Children peeking through the banister is a bit of a visual cliché, isn't it?

 The script is written by Wadlow plus Greg Erb and Jason Oremland - the last two seem to have a background in kids' entertainment, which would seem to support calling this a 'my first horror movie' attempt. And to be honest, I can see myself enjoying this when I was ten. But to belabour an obvious point: it's fucking easy to cater to kids, but it's a whole other thing to make something that works for both them and adults at the same time. This film doesn't even come close to that.
 Here's a spoiler for one of the most inane mid-movie twists I've seen in a long time: The bear Pyper keeps lugging around? It doesn't exist! It's imaginary!

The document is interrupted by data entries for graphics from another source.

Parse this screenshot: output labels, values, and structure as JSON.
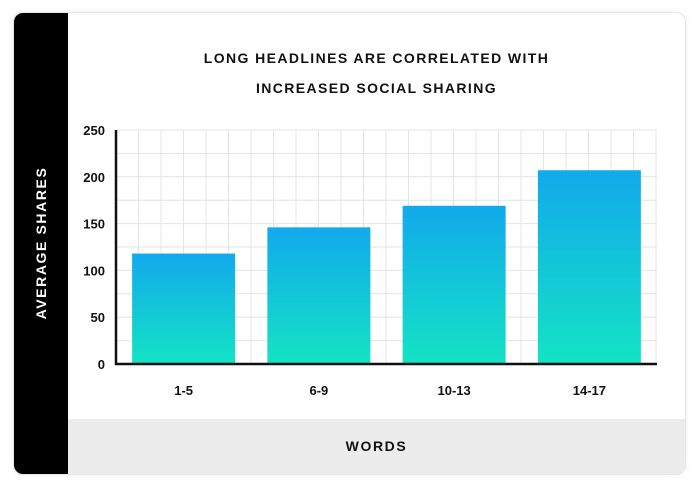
{
  "chart_data": {
    "type": "bar",
    "title": "LONG HEADLINES ARE CORRELATED WITH",
    "subtitle": "INCREASED SOCIAL SHARING",
    "xlabel": "WORDS",
    "ylabel": "AVERAGE SHARES",
    "categories": [
      "1-5",
      "6-9",
      "10-13",
      "14-17"
    ],
    "values": [
      118,
      146,
      169,
      207
    ],
    "ylim": [
      0,
      250
    ],
    "yticks": [
      0,
      50,
      100,
      150,
      200,
      250
    ],
    "grid": true,
    "legend": "none",
    "colors": {
      "bar_top": "#12a9ec",
      "bar_bottom": "#14e3c4",
      "axis": "#111111",
      "grid": "#e4e4e4"
    }
  }
}
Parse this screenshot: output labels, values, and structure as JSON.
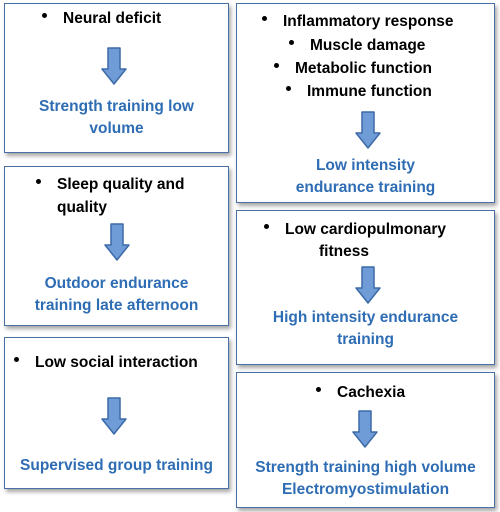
{
  "boxes": [
    {
      "causes": [
        "Neural deficit"
      ],
      "outcome": [
        "Strength training low",
        "volume"
      ],
      "arrow_icon": "down-arrow-icon"
    },
    {
      "causes": [
        "Inflammatory response",
        "Muscle damage",
        "Metabolic function",
        "Immune function"
      ],
      "outcome": [
        "Low intensity",
        "endurance training"
      ],
      "arrow_icon": "down-arrow-icon"
    },
    {
      "causes": [
        "Sleep quality and",
        "quality"
      ],
      "outcome": [
        "Outdoor endurance",
        "training late afternoon"
      ],
      "arrow_icon": "down-arrow-icon"
    },
    {
      "causes": [
        "Low cardiopulmonary",
        "fitness"
      ],
      "outcome": [
        "High intensity endurance",
        "training"
      ],
      "arrow_icon": "down-arrow-icon"
    },
    {
      "causes": [
        "Low social interaction"
      ],
      "outcome": [
        "Supervised group training"
      ],
      "arrow_icon": "down-arrow-icon"
    },
    {
      "causes": [
        "Cachexia"
      ],
      "outcome": [
        "Strength training high volume",
        "Electromyostimulation"
      ],
      "arrow_icon": "down-arrow-icon"
    }
  ],
  "colors": {
    "cause_text": "#000000",
    "outcome_text": "#2e6db4",
    "border": "#4a6fa5",
    "arrow_fill": "#6f9bd6",
    "arrow_stroke": "#3d6aa8"
  }
}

It's just such a fucking non-starter of a plot point... I mean, it literally changes nothing at fucking all, but the film still does a Sixth-Sense-style victory lap showing all the times in previous scenes where the bear wasn't actually there. Dumb, dumb, dumb. And that's far from the only time the script wastes a lot of time overexplaining whatever's just happened.

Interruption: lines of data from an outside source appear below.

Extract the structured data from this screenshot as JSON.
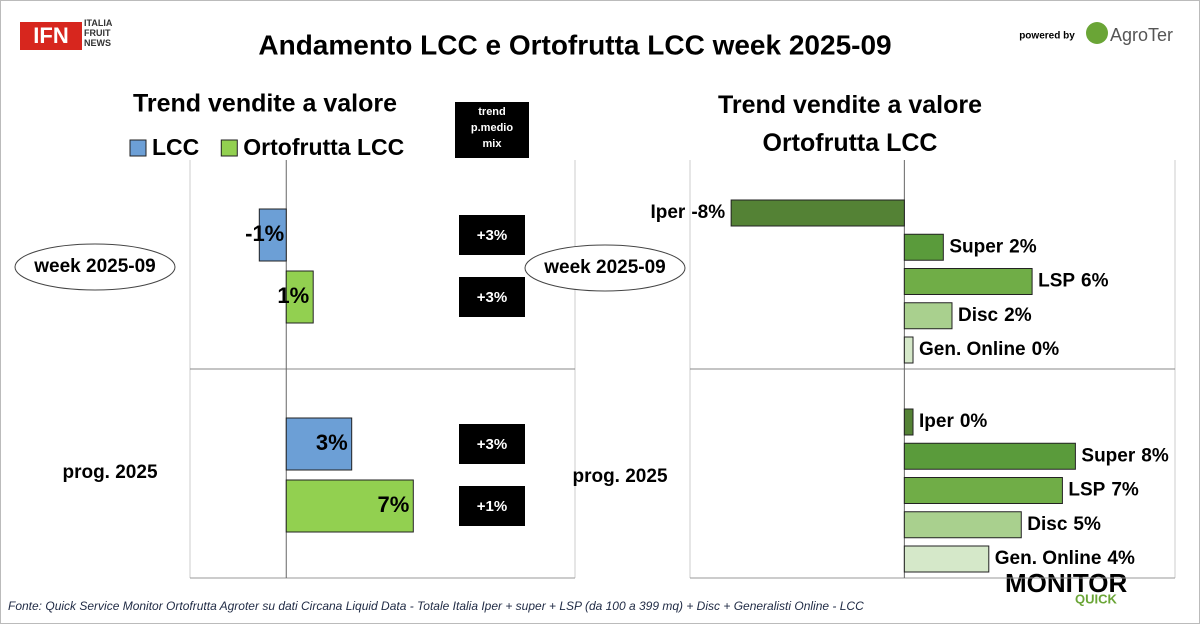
{
  "header": {
    "logo": "IFN",
    "logo_sub": "ITALIA FRUIT NEWS",
    "powered_by": "powered by",
    "brand": "AgroTer"
  },
  "footer": {
    "source": "Fonte: Quick Service Monitor Ortofrutta Agroter su dati Circana Liquid Data - Totale Italia Iper + super + LSP (da 100 a 399 mq) + Disc + Generalisti Online - LCC",
    "monitor": "MONITOR",
    "quick": "QUICK"
  },
  "title": "Andamento LCC e Ortofrutta LCC week 2025-09",
  "chart_data": [
    {
      "type": "bar",
      "title": "Trend vendite a valore",
      "categories": [
        "week 2025-09",
        "prog. 2025"
      ],
      "xlim": [
        -5,
        15
      ],
      "legend": "top",
      "data_labels": "value",
      "series": [
        {
          "name": "LCC",
          "color": "#6c9fd6",
          "values": [
            -1.4,
            3.4
          ],
          "value_labels": [
            "-1%",
            "3%"
          ]
        },
        {
          "name": "Ortofrutta LCC",
          "color": "#92d050",
          "values": [
            1.4,
            6.6
          ],
          "value_labels": [
            "1%",
            "7%"
          ]
        }
      ],
      "trend": {
        "title": "trend p.medio mix",
        "series": [
          {
            "values": [
              3,
              3
            ],
            "value_labels": [
              "+3%",
              "+3%"
            ]
          },
          {
            "values": [
              3,
              1
            ],
            "value_labels": [
              "+3%",
              "+1%"
            ]
          }
        ]
      }
    },
    {
      "type": "bar",
      "title": "Trend vendite a valore Ortofrutta LCC",
      "categories": [
        "week 2025-09",
        "prog. 2025"
      ],
      "xlim": [
        -9.9,
        12.5
      ],
      "data_labels": "name-value",
      "series": [
        {
          "name": "Iper",
          "color": "#548235",
          "values": [
            -8.0,
            0.4
          ],
          "value_labels": [
            "-8%",
            "0%"
          ]
        },
        {
          "name": "Super",
          "color": "#5a9b3b",
          "values": [
            1.8,
            7.9
          ],
          "value_labels": [
            "2%",
            "8%"
          ]
        },
        {
          "name": "LSP",
          "color": "#70ad47",
          "values": [
            5.9,
            7.3
          ],
          "value_labels": [
            "6%",
            "7%"
          ]
        },
        {
          "name": "Disc",
          "color": "#a9d08e",
          "values": [
            2.2,
            5.4
          ],
          "value_labels": [
            "2%",
            "5%"
          ]
        },
        {
          "name": "Gen. Online",
          "color": "#d5e8c9",
          "values": [
            0.4,
            3.9
          ],
          "value_labels": [
            "0%",
            "4%"
          ]
        }
      ]
    }
  ]
}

 Elsewhere, no one behaves like a relatable, believable human being. The acting ranges from OK to terrible, but I'd hesitate blaming any of the actors when they have to work with this material, and with a director I suspect is not very good with actors.

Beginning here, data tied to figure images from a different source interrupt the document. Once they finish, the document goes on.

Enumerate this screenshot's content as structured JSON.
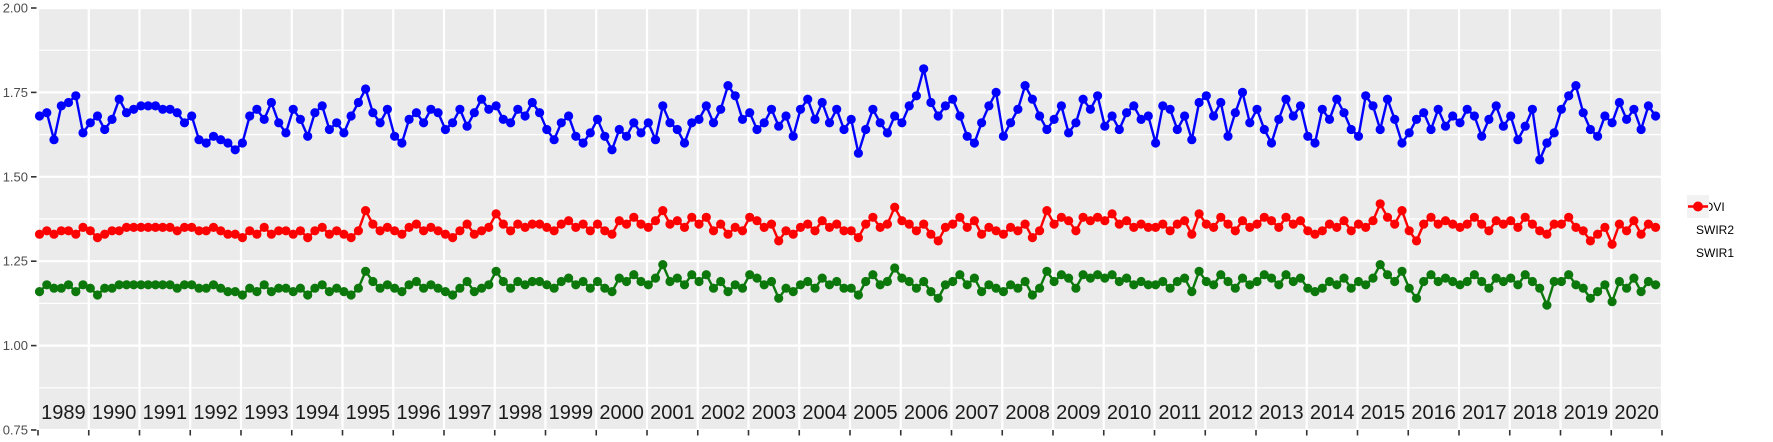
{
  "figure": {
    "background": "#FFFFFF",
    "panel_background": "#EBEBEB",
    "grid_color": "#FFFFFF"
  },
  "y_axis": {
    "tick_labels": [
      "2.00",
      "1.75",
      "1.50",
      "1.25",
      "1.00",
      "0.75"
    ],
    "tick_values": [
      2.0,
      1.75,
      1.5,
      1.25,
      1.0,
      0.75
    ],
    "text_color": "#4D4D4D"
  },
  "x_axis": {
    "year_labels": [
      "1989",
      "1990",
      "1991",
      "1992",
      "1993",
      "1994",
      "1995",
      "1996",
      "1997",
      "1998",
      "1999",
      "2000",
      "2001",
      "2002",
      "2003",
      "2004",
      "2005",
      "2006",
      "2007",
      "2008",
      "2009",
      "2010",
      "2011",
      "2012",
      "2013",
      "2014",
      "2015",
      "2016",
      "2017",
      "2018",
      "2019",
      "2020"
    ],
    "text_color": "#1A1A1A"
  },
  "legend": {
    "position": "right",
    "items": [
      {
        "label": "NDVI",
        "color": "#0000FF"
      },
      {
        "label": "SWIR2",
        "color": "#0C780C"
      },
      {
        "label": "SWIR1",
        "color": "#FF0000"
      }
    ]
  },
  "chart_data": {
    "type": "line",
    "title": "",
    "xlabel": "",
    "ylabel": "",
    "xlim": [
      1989,
      2021
    ],
    "ylim": [
      0.75,
      2.0
    ],
    "y_major_ticks": [
      0.75,
      1.0,
      1.25,
      1.5,
      1.75,
      2.0
    ],
    "y_minor_ticks": [
      0.875,
      1.125,
      1.375,
      1.625,
      1.875
    ],
    "x_major_break_step_years": 1,
    "grid": "on",
    "legend_position": "right",
    "x_start": 1989.03,
    "x_step": 0.1428,
    "series": [
      {
        "name": "NDVI",
        "color": "#0000FF",
        "values": [
          1.68,
          1.69,
          1.61,
          1.71,
          1.72,
          1.74,
          1.63,
          1.66,
          1.68,
          1.64,
          1.67,
          1.73,
          1.69,
          1.7,
          1.71,
          1.71,
          1.71,
          1.7,
          1.7,
          1.69,
          1.66,
          1.68,
          1.61,
          1.6,
          1.62,
          1.61,
          1.6,
          1.58,
          1.6,
          1.68,
          1.7,
          1.67,
          1.72,
          1.66,
          1.63,
          1.7,
          1.67,
          1.62,
          1.69,
          1.71,
          1.64,
          1.66,
          1.63,
          1.68,
          1.72,
          1.76,
          1.69,
          1.66,
          1.7,
          1.62,
          1.6,
          1.67,
          1.69,
          1.66,
          1.7,
          1.69,
          1.64,
          1.66,
          1.7,
          1.65,
          1.69,
          1.73,
          1.7,
          1.71,
          1.67,
          1.66,
          1.7,
          1.68,
          1.72,
          1.69,
          1.64,
          1.61,
          1.66,
          1.68,
          1.62,
          1.6,
          1.63,
          1.67,
          1.62,
          1.58,
          1.64,
          1.62,
          1.66,
          1.63,
          1.66,
          1.61,
          1.71,
          1.66,
          1.64,
          1.6,
          1.66,
          1.67,
          1.71,
          1.66,
          1.7,
          1.77,
          1.74,
          1.67,
          1.69,
          1.64,
          1.66,
          1.7,
          1.65,
          1.68,
          1.62,
          1.7,
          1.73,
          1.67,
          1.72,
          1.66,
          1.7,
          1.64,
          1.67,
          1.57,
          1.64,
          1.7,
          1.66,
          1.63,
          1.68,
          1.66,
          1.71,
          1.74,
          1.82,
          1.72,
          1.68,
          1.71,
          1.73,
          1.68,
          1.62,
          1.6,
          1.66,
          1.71,
          1.75,
          1.62,
          1.66,
          1.7,
          1.77,
          1.73,
          1.68,
          1.64,
          1.67,
          1.71,
          1.63,
          1.66,
          1.73,
          1.7,
          1.74,
          1.65,
          1.68,
          1.64,
          1.69,
          1.71,
          1.67,
          1.68,
          1.6,
          1.71,
          1.7,
          1.64,
          1.68,
          1.61,
          1.72,
          1.74,
          1.68,
          1.72,
          1.62,
          1.69,
          1.75,
          1.66,
          1.7,
          1.64,
          1.6,
          1.67,
          1.73,
          1.68,
          1.71,
          1.62,
          1.6,
          1.7,
          1.67,
          1.73,
          1.69,
          1.64,
          1.62,
          1.74,
          1.71,
          1.64,
          1.73,
          1.67,
          1.6,
          1.63,
          1.67,
          1.69,
          1.64,
          1.7,
          1.65,
          1.68,
          1.66,
          1.7,
          1.68,
          1.62,
          1.67,
          1.71,
          1.65,
          1.68,
          1.61,
          1.65,
          1.7,
          1.55,
          1.6,
          1.63,
          1.7,
          1.74,
          1.77,
          1.69,
          1.64,
          1.62,
          1.68,
          1.66,
          1.72,
          1.67,
          1.7,
          1.64,
          1.71,
          1.68
        ]
      },
      {
        "name": "SWIR2",
        "color": "#0C780C",
        "values": [
          1.16,
          1.18,
          1.17,
          1.17,
          1.18,
          1.16,
          1.18,
          1.17,
          1.15,
          1.17,
          1.17,
          1.18,
          1.18,
          1.18,
          1.18,
          1.18,
          1.18,
          1.18,
          1.18,
          1.17,
          1.18,
          1.18,
          1.17,
          1.17,
          1.18,
          1.17,
          1.16,
          1.16,
          1.15,
          1.17,
          1.16,
          1.18,
          1.16,
          1.17,
          1.17,
          1.16,
          1.17,
          1.15,
          1.17,
          1.18,
          1.16,
          1.17,
          1.16,
          1.15,
          1.17,
          1.22,
          1.19,
          1.17,
          1.18,
          1.17,
          1.16,
          1.18,
          1.19,
          1.17,
          1.18,
          1.17,
          1.16,
          1.15,
          1.17,
          1.19,
          1.16,
          1.17,
          1.18,
          1.22,
          1.19,
          1.17,
          1.19,
          1.18,
          1.19,
          1.19,
          1.18,
          1.17,
          1.19,
          1.2,
          1.18,
          1.19,
          1.17,
          1.19,
          1.17,
          1.16,
          1.2,
          1.19,
          1.21,
          1.19,
          1.18,
          1.2,
          1.24,
          1.19,
          1.2,
          1.18,
          1.21,
          1.19,
          1.21,
          1.17,
          1.19,
          1.16,
          1.18,
          1.17,
          1.21,
          1.2,
          1.18,
          1.19,
          1.14,
          1.17,
          1.16,
          1.18,
          1.19,
          1.17,
          1.2,
          1.18,
          1.19,
          1.17,
          1.17,
          1.15,
          1.19,
          1.21,
          1.18,
          1.19,
          1.23,
          1.2,
          1.19,
          1.17,
          1.19,
          1.16,
          1.14,
          1.18,
          1.19,
          1.21,
          1.18,
          1.2,
          1.16,
          1.18,
          1.17,
          1.16,
          1.18,
          1.17,
          1.19,
          1.15,
          1.17,
          1.22,
          1.19,
          1.21,
          1.2,
          1.17,
          1.21,
          1.2,
          1.21,
          1.2,
          1.21,
          1.19,
          1.2,
          1.18,
          1.19,
          1.18,
          1.18,
          1.19,
          1.17,
          1.19,
          1.2,
          1.16,
          1.22,
          1.19,
          1.18,
          1.21,
          1.19,
          1.17,
          1.2,
          1.18,
          1.19,
          1.21,
          1.2,
          1.18,
          1.21,
          1.19,
          1.2,
          1.17,
          1.16,
          1.17,
          1.19,
          1.18,
          1.2,
          1.17,
          1.19,
          1.18,
          1.2,
          1.24,
          1.21,
          1.19,
          1.22,
          1.17,
          1.14,
          1.19,
          1.21,
          1.19,
          1.2,
          1.19,
          1.18,
          1.19,
          1.21,
          1.19,
          1.17,
          1.2,
          1.19,
          1.2,
          1.18,
          1.21,
          1.19,
          1.17,
          1.12,
          1.19,
          1.19,
          1.21,
          1.18,
          1.17,
          1.14,
          1.16,
          1.18,
          1.13,
          1.19,
          1.17,
          1.2,
          1.16,
          1.19,
          1.18
        ]
      },
      {
        "name": "SWIR1",
        "color": "#FF0000",
        "values": [
          1.33,
          1.34,
          1.33,
          1.34,
          1.34,
          1.33,
          1.35,
          1.34,
          1.32,
          1.33,
          1.34,
          1.34,
          1.35,
          1.35,
          1.35,
          1.35,
          1.35,
          1.35,
          1.35,
          1.34,
          1.35,
          1.35,
          1.34,
          1.34,
          1.35,
          1.34,
          1.33,
          1.33,
          1.32,
          1.34,
          1.33,
          1.35,
          1.33,
          1.34,
          1.34,
          1.33,
          1.34,
          1.32,
          1.34,
          1.35,
          1.33,
          1.34,
          1.33,
          1.32,
          1.34,
          1.4,
          1.36,
          1.34,
          1.35,
          1.34,
          1.33,
          1.35,
          1.36,
          1.34,
          1.35,
          1.34,
          1.33,
          1.32,
          1.34,
          1.36,
          1.33,
          1.34,
          1.35,
          1.39,
          1.36,
          1.34,
          1.36,
          1.35,
          1.36,
          1.36,
          1.35,
          1.34,
          1.36,
          1.37,
          1.35,
          1.36,
          1.34,
          1.36,
          1.34,
          1.33,
          1.37,
          1.36,
          1.38,
          1.36,
          1.35,
          1.37,
          1.4,
          1.36,
          1.37,
          1.35,
          1.38,
          1.36,
          1.38,
          1.34,
          1.36,
          1.33,
          1.35,
          1.34,
          1.38,
          1.37,
          1.35,
          1.36,
          1.31,
          1.34,
          1.33,
          1.35,
          1.36,
          1.34,
          1.37,
          1.35,
          1.36,
          1.34,
          1.34,
          1.32,
          1.36,
          1.38,
          1.35,
          1.36,
          1.41,
          1.37,
          1.36,
          1.34,
          1.36,
          1.33,
          1.31,
          1.35,
          1.36,
          1.38,
          1.35,
          1.37,
          1.33,
          1.35,
          1.34,
          1.33,
          1.35,
          1.34,
          1.36,
          1.32,
          1.34,
          1.4,
          1.36,
          1.38,
          1.37,
          1.34,
          1.38,
          1.37,
          1.38,
          1.37,
          1.39,
          1.36,
          1.37,
          1.35,
          1.36,
          1.35,
          1.35,
          1.36,
          1.34,
          1.36,
          1.37,
          1.33,
          1.39,
          1.36,
          1.35,
          1.38,
          1.36,
          1.34,
          1.37,
          1.35,
          1.36,
          1.38,
          1.37,
          1.35,
          1.38,
          1.36,
          1.37,
          1.34,
          1.33,
          1.34,
          1.36,
          1.35,
          1.37,
          1.34,
          1.36,
          1.35,
          1.37,
          1.42,
          1.38,
          1.36,
          1.4,
          1.34,
          1.31,
          1.36,
          1.38,
          1.36,
          1.37,
          1.36,
          1.35,
          1.36,
          1.38,
          1.36,
          1.34,
          1.37,
          1.36,
          1.37,
          1.35,
          1.38,
          1.36,
          1.34,
          1.33,
          1.36,
          1.36,
          1.38,
          1.35,
          1.34,
          1.31,
          1.33,
          1.35,
          1.3,
          1.36,
          1.34,
          1.37,
          1.33,
          1.36,
          1.35
        ]
      }
    ]
  }
}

 Speaking of: Wadlow is otherwise competent as a director, but he fails to inject any sort of imagination or energy anywhere; Imaginary's visual ideas are extremely trite and uninteresting. Just about the one positive thing I can say about the plot - that it goes a little further than you'd expect - is completely ruined by the botched visualization of its biggest idea, an imaginary realm consisting wholly of borrowed, watered-down references: A little Monster's Inc, a little Hellbound, a lot of Tim Burton and M. C. Escher. I know I'm making it sound interesting, but trust me - it really isn't.

 It's all too mediocre to even recommend as a bad film. I did get a couple of chuckles at how it works overtime to try and make things creepy without a clear idea of how to do so; There are several shots of figures lurking in the background, which would work better if they were building up to something or if the film managed to build any sense of menace whatsoever. There's a single scene where it looks like things might get serious, but Imaginary chickens out and it's defused almost immediately. And don't get me started on all the scenes where the shock is... that a teddy bear moved slightly. At least they change him to squint at one point, that did make me laugh.

 My favorite's blunder's got to be an early shot that ominously zooms in on... a wall. It's not even a particularly scary wall, it's got a flower sticker and everything. But the way the horror-coded music swells, you'd think a gutted corpse is going to drop into frame or something.
 That does kind of make sense later, but it's a while before we get that critical bit of context; As it is, it's yet another bodged, half-assed attempt to use visual language to... I guess what bothers me is that it keeps  saying it's scary, without any work done to actually make it scary. Screw this noise.